Not exactly big news, but a fun story nonetheless. Take for example the response of the Democratic Speaker of the House, who must still be feeling the stinging blow of not finding enough support for his plan to gut TABOR:
“I think that’s disappointing but not surprising,” said House Speaker Andrew Romanoff, D-Denver. “When you’re in the minority, you can either take pot shots at the party in charge or you can actually work together and solve problems.”
The legislative session is behind us. And maybe, just maybe, the people of Colorado are looking for solutions to problems that don’t involve more raids on their pocketbooks or sops to labor leaders and other special interests.
But then there’s the response from Gov.

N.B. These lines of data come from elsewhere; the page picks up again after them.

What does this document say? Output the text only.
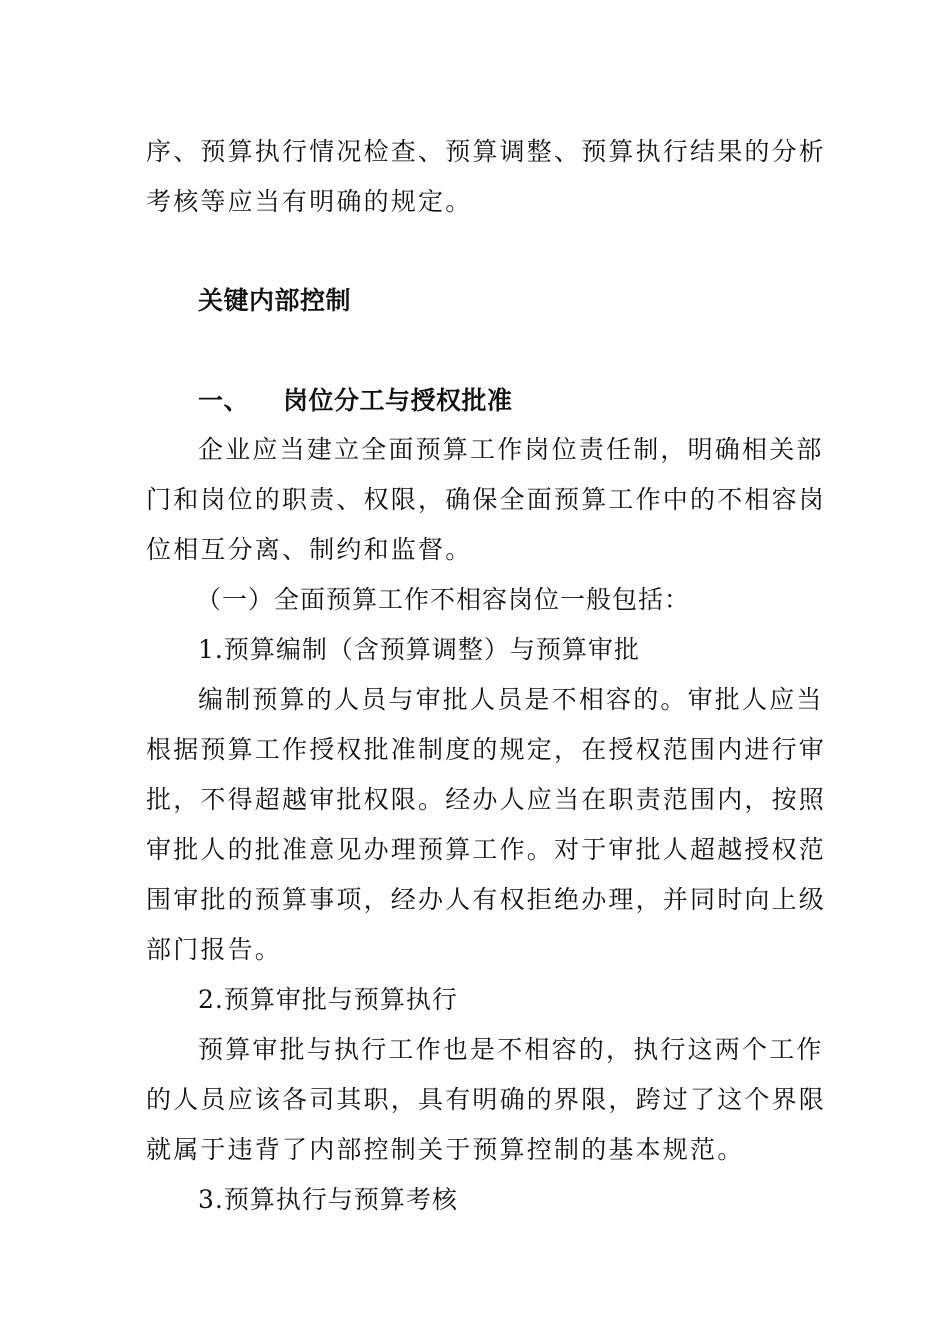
序、预算执行情况检查、预算调整、预算执行结果的分析
考核等应当有明确的规定。
关键内部控制
一、 岗位分工与授权批准
企业应当建立全面预算工作岗位责任制，明确相关部
门和岗位的职责、权限，确保全面预算工作中的不相容岗
位相互分离、制约和监督。
（一）全面预算工作不相容岗位一般包括：
1.预算编制（含预算调整）与预算审批
编制预算的人员与审批人员是不相容的。审批人应当
根据预算工作授权批准制度的规定，在授权范围内进行审
批，不得超越审批权限。经办人应当在职责范围内，按照
审批人的批准意见办理预算工作。对于审批人超越授权范
围审批的预算事项，经办人有权拒绝办理，并同时向上级
部门报告。
2.预算审批与预算执行
预算审批与执行工作也是不相容的，执行这两个工作
的人员应该各司其职，具有明确的界限，跨过了这个界限
就属于违背了内部控制关于预算控制的基本规范。
3.预算执行与预算考核
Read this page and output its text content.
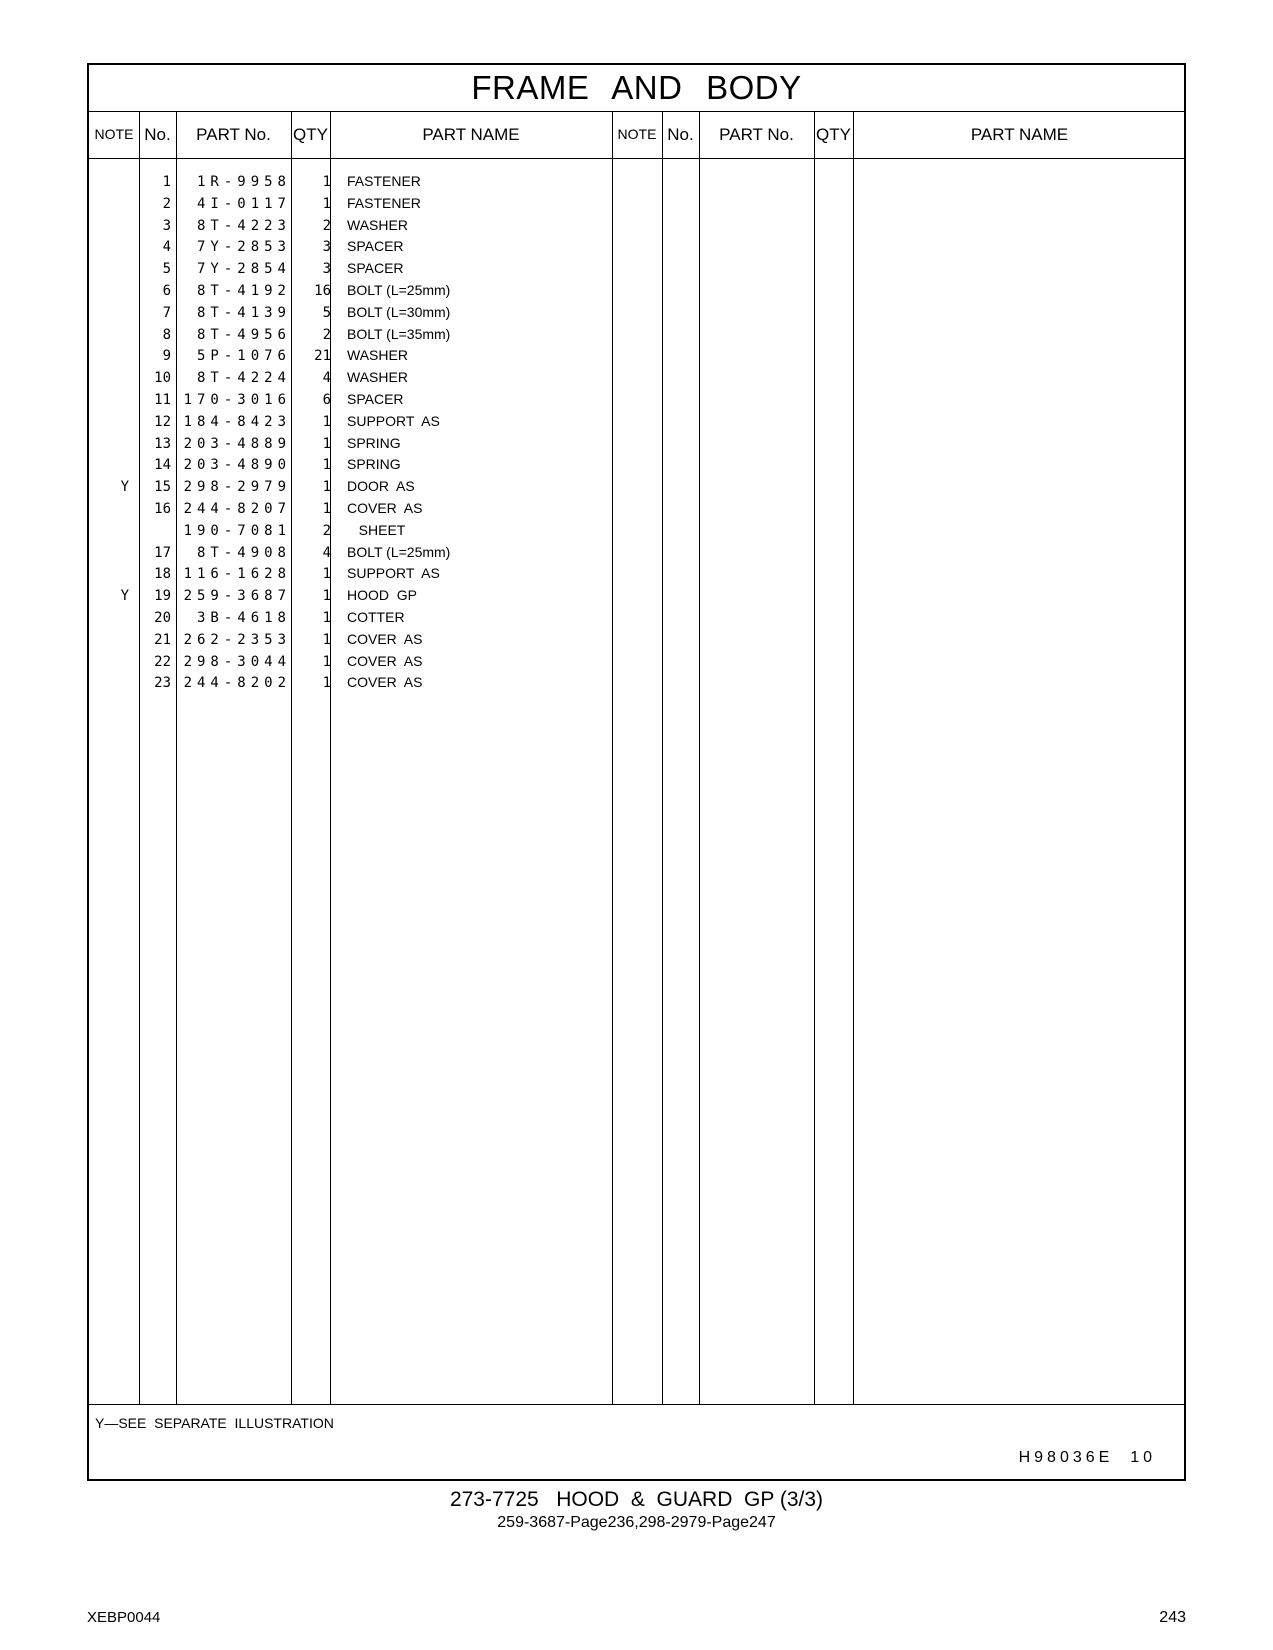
FRAME AND BODY
NOTE No.	PART No.	QTY	PART NAME	NOTE No.	PART No.	QTY	PART NAME
1	1R-9958	1	FASTENER
2	4I-0117	1	FASTENER
3	8T-4223	2	WASHER
4	7Y-2853	3	SPACER
5	7Y-2854	3	SPACER
6	8T-4192	16	BOLT (L=25mm)
7	8T-4139	5	BOLT (L=30mm)
8	8T-4956	2	BOLT (L=35mm)
9	5P-1076	21	WASHER
10	8T-4224	4	WASHER
11 170-3016	6	SPACER
12 184-8423	1	SUPPORT  AS
13 203-4889	1	SPRING
14 203-4890	1	SPRING
Y	15 298-2979	1	DOOR  AS
16 244-8207	1	COVER  AS
190-7081	2	SHEET
17	8T-4908	4	BOLT (L=25mm)
18 116-1628	1	SUPPORT  AS
Y	19 259-3687	1	HOOD  GP
20	3B-4618	1	COTTER
21 262-2353	1	COVER  AS
22 298-3044	1	COVER  AS
23 244-8202	1	COVER  AS
Y—SEE  SEPARATE  ILLUSTRATION
H98036E  10
273-7725   HOOD  &  GUARD  GP (3/3)
259-3687-Page236,298-2979-Page247
XEBP0044	243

Bill Ritter:
“What is interesting and a little disappointing is that spending taxpayer dollars on that kind of rhetoric only feeds the cynicism that people already have when it comes to politics and government,” Ritter’s spokesman Evan Dreyer said, responding to the Republicans’ criticism.
Translation: Criticize Ritter, and be guilty of feeding public cynicism in the political process. Clever.
In its “playbook fact check,” the Rocky apparently found two questionable points in the Republican message. And on one of the two points (“Gov. Ritter has disrupted the 100-year peace between business and labor in the state, setting off a ballot war that could have disastrous consequences for our state’s business climate and its economy.”), the Rocky itself needs a fact check (Ritter started the labor-business battle even before his Nov. 2 executive order).
So altogether, not bad. One might even say Bill Ritter and the Democrats running the state legislature have made it easy for Republicans to do the job of criticizing them with an unusually small amount of spin. Meanwhile, the Democrats and the Ritter administration are closer to spinning out of control.